Following the viewing, I went to a bar in Silver Spring, where I met up with several of Phil’s old friends from
The next morning, we had the funeral service. I know the monsignor well by now, as this was our third family funeral in less than a year and a half. I was a pallbearer. It was hard to carry my brother into that church, but I know he wanted me there. A large crowd came to the service, which was touching. There were a lot of people there I had not seen in a long time, which was nice, but I only vaguely remember seeing them.
Toward the end of the service, my brother let us know he was there by causing the church’s fire alarm to activate. I had a feeling he was there prior to the prank, as I could feel his presence. This incident removed all doubt, though. It’s the type of trick that isn’t funny, even to the prankster, unless it is one of a life-long series of stupid jokes. Then it becomes absolutely hysterical.

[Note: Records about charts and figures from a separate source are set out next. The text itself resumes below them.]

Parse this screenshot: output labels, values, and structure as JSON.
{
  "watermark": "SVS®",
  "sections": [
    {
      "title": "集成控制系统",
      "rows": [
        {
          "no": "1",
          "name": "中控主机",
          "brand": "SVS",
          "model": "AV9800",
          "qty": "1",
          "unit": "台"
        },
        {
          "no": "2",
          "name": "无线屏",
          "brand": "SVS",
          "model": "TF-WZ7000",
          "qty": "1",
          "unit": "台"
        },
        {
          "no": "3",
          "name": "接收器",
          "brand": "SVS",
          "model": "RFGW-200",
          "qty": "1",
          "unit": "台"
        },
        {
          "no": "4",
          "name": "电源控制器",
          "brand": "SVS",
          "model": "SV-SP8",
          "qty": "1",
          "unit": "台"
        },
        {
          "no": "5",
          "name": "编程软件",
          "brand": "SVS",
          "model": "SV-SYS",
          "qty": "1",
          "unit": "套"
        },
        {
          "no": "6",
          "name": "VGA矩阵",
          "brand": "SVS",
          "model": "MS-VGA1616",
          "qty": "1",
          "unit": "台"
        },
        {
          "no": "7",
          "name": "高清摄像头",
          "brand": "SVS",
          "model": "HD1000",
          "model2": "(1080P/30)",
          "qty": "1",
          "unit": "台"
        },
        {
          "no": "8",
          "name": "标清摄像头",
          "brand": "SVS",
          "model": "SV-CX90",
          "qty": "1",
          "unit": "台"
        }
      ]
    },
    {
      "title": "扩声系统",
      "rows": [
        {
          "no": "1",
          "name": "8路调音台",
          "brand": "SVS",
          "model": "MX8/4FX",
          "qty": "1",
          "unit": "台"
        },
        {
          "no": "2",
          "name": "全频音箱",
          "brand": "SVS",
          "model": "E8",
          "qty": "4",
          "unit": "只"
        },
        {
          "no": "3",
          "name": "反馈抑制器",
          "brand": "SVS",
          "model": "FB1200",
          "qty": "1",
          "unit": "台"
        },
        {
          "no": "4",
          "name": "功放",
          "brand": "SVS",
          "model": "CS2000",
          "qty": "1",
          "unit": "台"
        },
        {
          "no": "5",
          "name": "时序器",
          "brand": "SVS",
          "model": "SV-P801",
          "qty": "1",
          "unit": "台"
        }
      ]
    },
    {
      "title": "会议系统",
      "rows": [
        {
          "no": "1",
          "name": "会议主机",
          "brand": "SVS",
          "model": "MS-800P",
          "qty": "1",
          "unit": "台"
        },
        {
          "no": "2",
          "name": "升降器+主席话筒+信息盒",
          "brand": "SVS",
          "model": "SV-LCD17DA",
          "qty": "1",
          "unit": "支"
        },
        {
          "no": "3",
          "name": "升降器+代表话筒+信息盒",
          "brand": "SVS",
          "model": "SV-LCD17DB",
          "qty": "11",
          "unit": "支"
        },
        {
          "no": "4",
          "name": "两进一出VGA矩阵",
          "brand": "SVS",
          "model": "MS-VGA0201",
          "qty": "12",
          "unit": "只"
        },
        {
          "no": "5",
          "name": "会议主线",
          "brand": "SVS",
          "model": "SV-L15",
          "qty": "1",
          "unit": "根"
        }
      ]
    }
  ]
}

Phil didn’t sound the alarm to be funny, this time, however. He sounded the alarm to make sure we all knew he was there.
Phil and I share so much history and experience that there are things that only we find funny. Our parents probably get most of those jokes, too. Pulling the fire alarm at the church during one’s own funeral is the type of stunt that only Phil could pull off. I know he did it, and I’m glad he did it.
It all becomes very blurry, at that point. At the wake, I talked with so many people, but I do not really remember much. We ate and drank, and tried to be in a good mood. I wasn’t, though. I miss my brother, and I know certain parts of this feeling will never go away.
Ella and Ella’s future sibling are Phil’s legacy, and I want to do everything I can to allow them to know their dad. I know more about Phil than anyone, and I can’t wait to relate those stories to his children. Most of those stories, anyway. Some I have sworn to take to my own grave, although I believe that enough time has passed since our childhoods that he probably won’t mind me sharing. I guess I’ll decide as we all get older.
This continues to be a gut-wrenching experience, and I would not wish it on my worst enemy. I try to look forward, though. There is work to be done, and it helps me to think of it in those terms.